The new paper in Nature Biotechnology expands Succi’s effort to understand where roadblocks in the innovation process exist. Medical trainees who are readers of 2 Minute Medicine (a medical media and news website) were invited to take a survey that asked about their involvement in innovation, what barriers they perceived in pursuing innovation, and what tools they needed to develop their ideas.

The survey received responses from 51 medical trainees. Several key findings emerged from their answers, says Succi. First, relatively few trainees—just 31%—consider themselves innovators; the remaining respondents said they are either not innovators or weren’t sure. Importantly, the trainees identified key impediments to innovation. Asked to rank which barriers are “most important,” the survey participants cited limited time and energy (43%), lack of physical resources (35%), and lack of expertise (31%). What might help them be more innovative?

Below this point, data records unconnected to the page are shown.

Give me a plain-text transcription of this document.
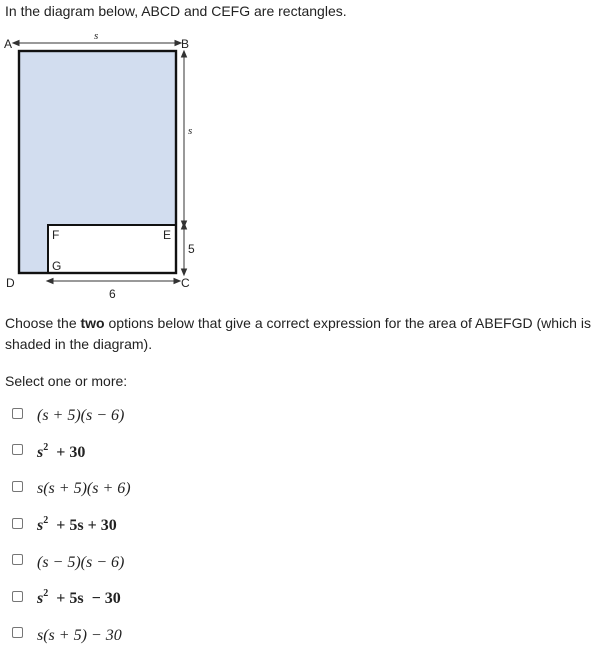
In the diagram below, ABCD and CEFG are rectangles.

A	B
C
D
E
F
G
s
s
5
6

Choose the two options below that give a correct expression for the area of ABEFGD (which is shaded in the diagram).

Select one or more:

(s + 5)(s − 6)
$s^2 + 30$
s(s + 5)(s + 6)
$s^2 + 5s + 30$
(s − 5)(s − 6)
$s^2 + 5s - 30$
s(s + 5) − 30
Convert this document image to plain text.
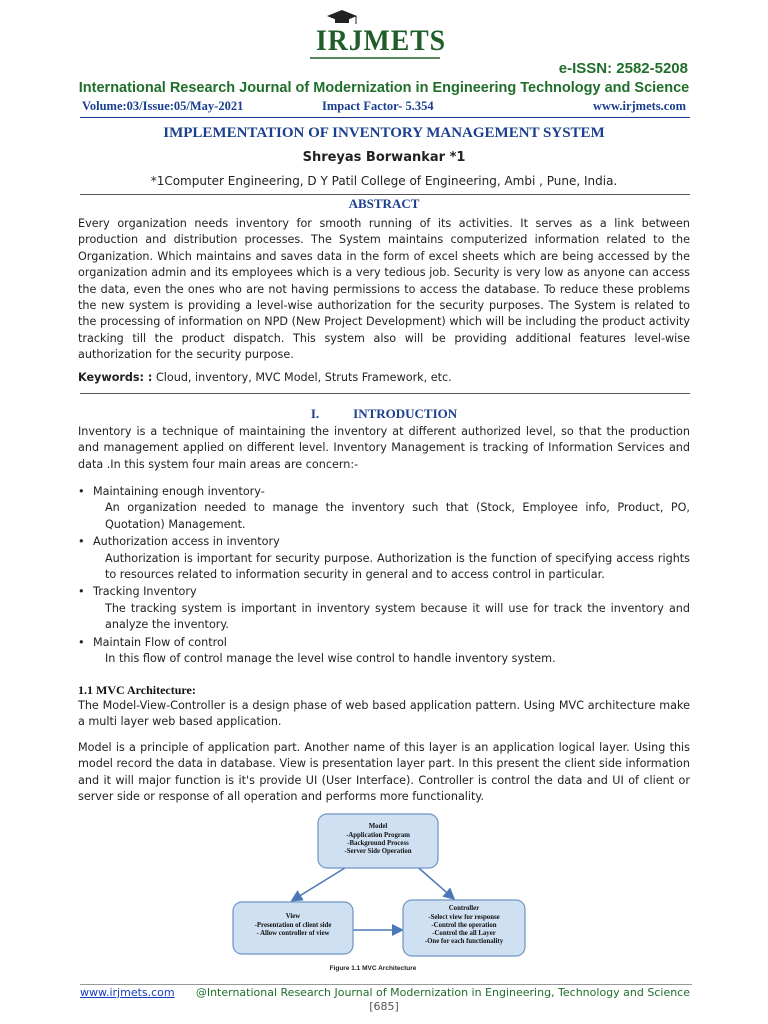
IRJMETS
e-ISSN: 2582-5208
International Research Journal of Modernization in Engineering Technology and Science
Volume:03/Issue:05/May-2021	Impact Factor- 5.354	www.irjmets.com
IMPLEMENTATION OF INVENTORY MANAGEMENT SYSTEM
Shreyas Borwankar *1
*1Computer Engineering, D Y Patil College of Engineering, Ambi , Pune, India.
ABSTRACT

Every organization needs inventory for smooth running of its activities. It serves as a link between production and distribution processes. The System maintains computerized information related to the Organization. Which maintains and saves data in the form of excel sheets which are being accessed by the organization admin and its employees which is a very tedious job. Security is very low as anyone can access the data, even the ones who are not having permissions to access the database. To reduce these problems the new system is providing a level-wise authorization for the security purposes. The System is related to the processing of information on NPD (New Project Development) which will be including the product activity tracking till the product dispatch. This system also will be providing additional features level-wise authorization for the security purpose.

Keywords: : Cloud, inventory, MVC Model, Struts Framework, etc.
I.	INTRODUCTION

Inventory is a technique of maintaining the inventory at different authorized level, so that the production and management applied on different level. Inventory Management is tracking of Information Services and data .In this system four main areas are concern:-

• Maintaining enough inventory-
An organization needed to manage the inventory such that (Stock, Employee info, Product, PO, Quotation) Management.
• Authorization access in inventory
Authorization is important for security purpose. Authorization is the function of specifying access rights to resources related to information security in general and to access control in particular.
• Tracking Inventory
The tracking system is important in inventory system because it will use for track the inventory and analyze the inventory.
• Maintain Flow of control
In this flow of control manage the level wise control to handle inventory system.
1.1 MVC Architecture:

The Model-View-Controller is a design phase of web based application pattern. Using MVC architecture make a multi layer web based application.

Model is a principle of application part. Another name of this layer is an application logical layer. Using this model record the data in database. View is presentation layer part. In this present the client side information and it will major function is it's provide UI (User Interface). Controller is control the data and UI of client or server side or response of all operation and performs more functionality.

Model
-Application Program
-Background Process
-Server Side Operation
View
-Presentation of client side
- Allow controller of view
Controller
-Select view for response
-Control the operation
-Control the all Layer
-One for each functionality
Figure 1.1 MVC Architecture
www.irjmets.com @International Research Journal of Modernization in Engineering, Technology and Science
[685]
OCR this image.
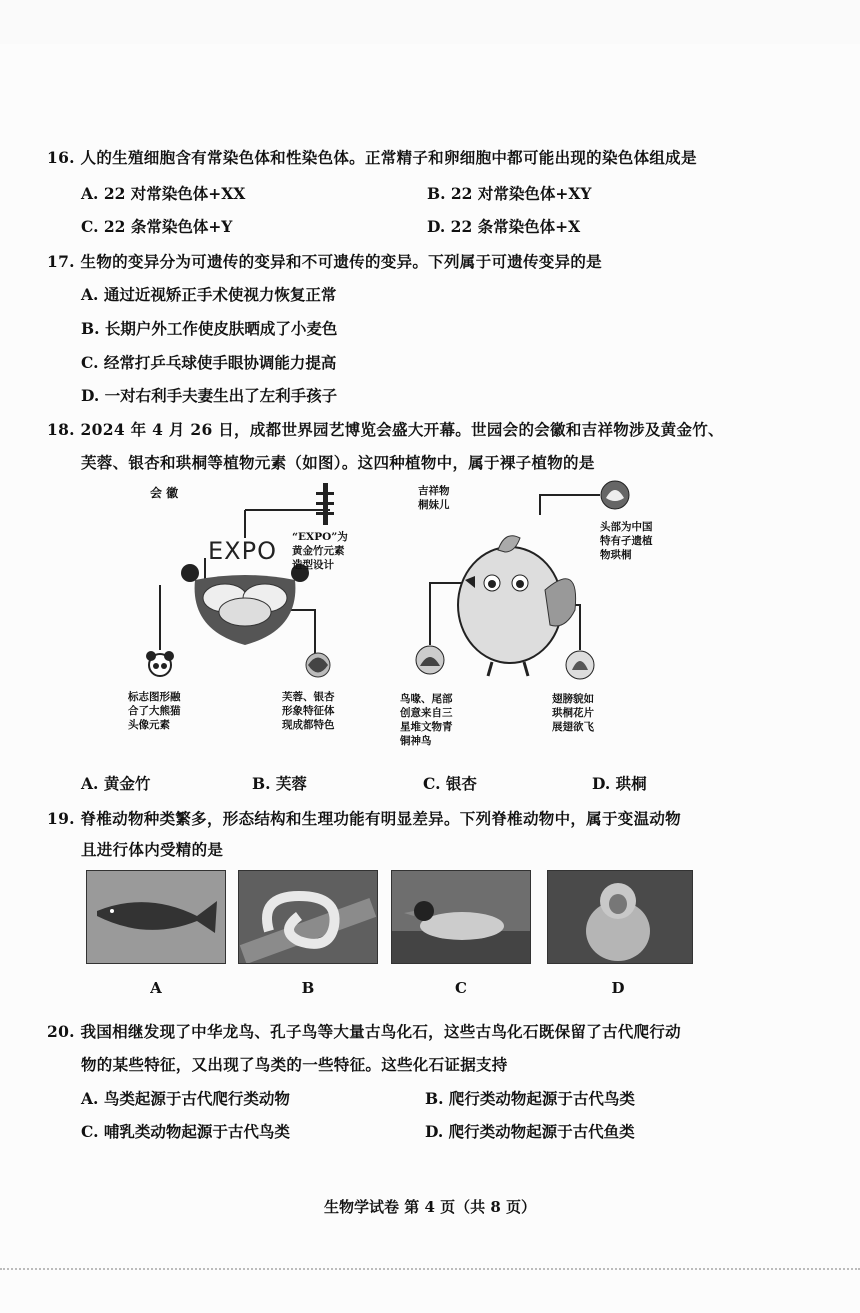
16. 人的生殖细胞含有常染色体和性染色体。正常精子和卵细胞中都可能出现的染色体组成是
A. 22 对常染色体+XX	B. 22 对常染色体+XY
C. 22 条常染色体+Y	D. 22 条常染色体+X
17. 生物的变异分为可遗传的变异和不可遗传的变异。下列属于可遗传变异的是
A. 通过近视矫正手术使视力恢复正常
B. 长期户外工作使皮肤晒成了小麦色
C. 经常打乒乓球使手眼协调能力提高
D. 一对右利手夫妻生出了左利手孩子
18. 2024 年 4 月 26 日，成都世界园艺博览会盛大开幕。世园会的会徽和吉祥物涉及黄金竹、
芙蓉、银杏和珙桐等植物元素（如图）。这四种植物中，属于裸子植物的是
会 徽
EXPO “EXPO”为
黄金竹元素
造型设计
标志图形融
合了大熊猫
头像元素
芙蓉、银杏
形象特征体
现成都特色
吉祥物
桐妹儿
头部为中国
特有孑遗植
物珙桐
鸟喙、尾部
创意来自三
星堆文物青
铜神鸟
翅膀貌如
珙桐花片
展翅欲飞
A. 黄金竹	B. 芙蓉	C. 银杏	D. 珙桐
19. 脊椎动物种类繁多，形态结构和生理功能有明显差异。下列脊椎动物中，属于变温动物
且进行体内受精的是
A	B	C	D
20. 我国相继发现了中华龙鸟、孔子鸟等大量古鸟化石，这些古鸟化石既保留了古代爬行动
物的某些特征，又出现了鸟类的一些特征。这些化石证据支持
A. 鸟类起源于古代爬行类动物	B. 爬行类动物起源于古代鸟类
C. 哺乳类动物起源于古代鸟类	D. 爬行类动物起源于古代鱼类
生物学试卷 第 4 页（共 8 页）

Dedicated time for developing ideas (61%), financial support from grants and start-up funding (49%), and partnership with mentors (47%).

“We’ll use these findings to help further improve the development of innovators,” says Succi, who says that removing obstacles to innovation increases the proportion of investigators who embrace the pursuit of new ideas in medicine. “That’s why we put the Incubator in the hospital.”

Succi also argues that medical schools should not only implement innovation tracks, but also make them mandatory. “Medical schools are phenomenal at teaching the fundamentals of disease processes and pathophysiology,” he says. “But what’s missing is: When you have an idea, how do you translate that from your head to concept to paper to patient?” Succi is encouraged, though, by the number of U.S. medical schools that are holding “hackathons” and integrating innovation programs in their curricula.

Making it easier for clinicians and researchers to innovate is already paying off: Succi notes that ideas nurtured and grown through MESH have led to the creation of several products already used in patient care, at least 10 early-stage companies, and a half dozen medical devices on the development path for application for approval by the Food and Drug Administration.

Succi is an instructor in Radiology at Harvard Medical School.

About the Massachusetts General Hospital
Massachusetts General Hospital, founded in 1811, is the original and largest teaching hospital of Harvard Medical School. The Mass General Research Institute conducts the largest hospital-based research program in the nation, with annual research operations of more than $1 billion and comprises more than 9,500 researchers working across more than 30 institutes, centers and departments. In August 2021, Mass General was named #5 in the U.S. News & World Report list of “America’s Best Hospitals.”